My friend Windy is flying tomorrow, and I’m afraid for her.  I’m not afraid that her plane will crash.  No, I know that flying is the safest way to travel on the planet.  I’m afraid she’ll have a horrible flight because she’s flying with a friend who has a fear of flying.

Windy and I have had a few conversations about this friend.  And Windy has had a few conversations with her friend about me, Capt. Ron, and Fearlessflight.com. Windy is looking forward to a girlfriend weekend get-away, but this friend’s fear of flying makes her wonder about this trip. Windy has assured her friend that I really want to help her, that our free class here in Phoenix is very helpful, that she should at least consider talking to me on the phone.

Nope.  No dice. Nada.  So Windy will be flying tomorrow with someone who acknowledges she has a fear of flying but is coping by avoiding the very thought of it prior to the trip.  Even if that thinking involves helping herself to become a better flyer.

Avoidance mode is a popular way fearful flyers cope.  Reminds me of the woman came to our fear of flying class AFTER it was over because she couldn’t bring herself to actually come into the classroom while Capt. Ron was conducting the class. Or another woman who had an extensive phone conversation with me about her fear of flying and how she could overcome it, yet she failed to show up for the class she had signed up for.

I have offered my help, and Windy has tried to be persuasive.  What’s a fear of flying coach like me to do when I can’t help someone overcome fear of flying?  I warned Windy that big trouble is ahead for someone who won’t even consider getting some help.

Then I realized  I had forgotten my own advice that I give to spouses, partners, friends, and mothers who email me all the time with “I have this ________ (son, husband, daughter-in-law, friend) who hates to fly.  What can I do?”

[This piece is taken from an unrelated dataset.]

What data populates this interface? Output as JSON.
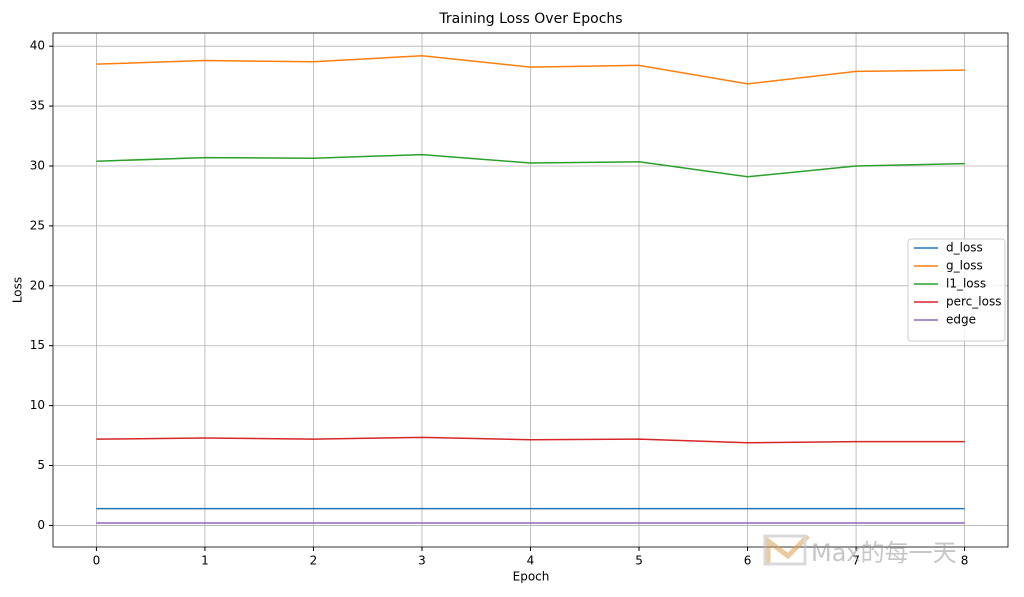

I’ve learned over the years that there is not a darn thing that can be done by non-fearful flyers, those well-meaning people who so want the fearful flyer to “get over it.”   However, all these interested parties can do is make gentle, loving suggestions and then back off.

I know, I know… being the one who wants to fly makes you want to scream, doesn’t it?  Why won’t my husband, wife, friend, partner, etc. work on this fear?  Why does flying with them have to be such an ordeal?  I’m tired of it!  Try not to scream.  Try to be patient and eventually the fearful flyer will be willing.

Here’s the deal:  Overcoming  fear of flying is about willingness.  Until the fearful flyer is willing to work on the problem, no amount of persuading, begging, pleading, ridiculing, or wheedling will work. It’s all up to the fearful flyer to decide when he or she is ready and WILLING to tackle fear of flying.

So, Windy, I wish you Happy Landings for your weekend girlfriend trip.  It won’t be a pretty flight with your friend, but I know that once you land, you’ll have a great time.  And you can always send her home via bus.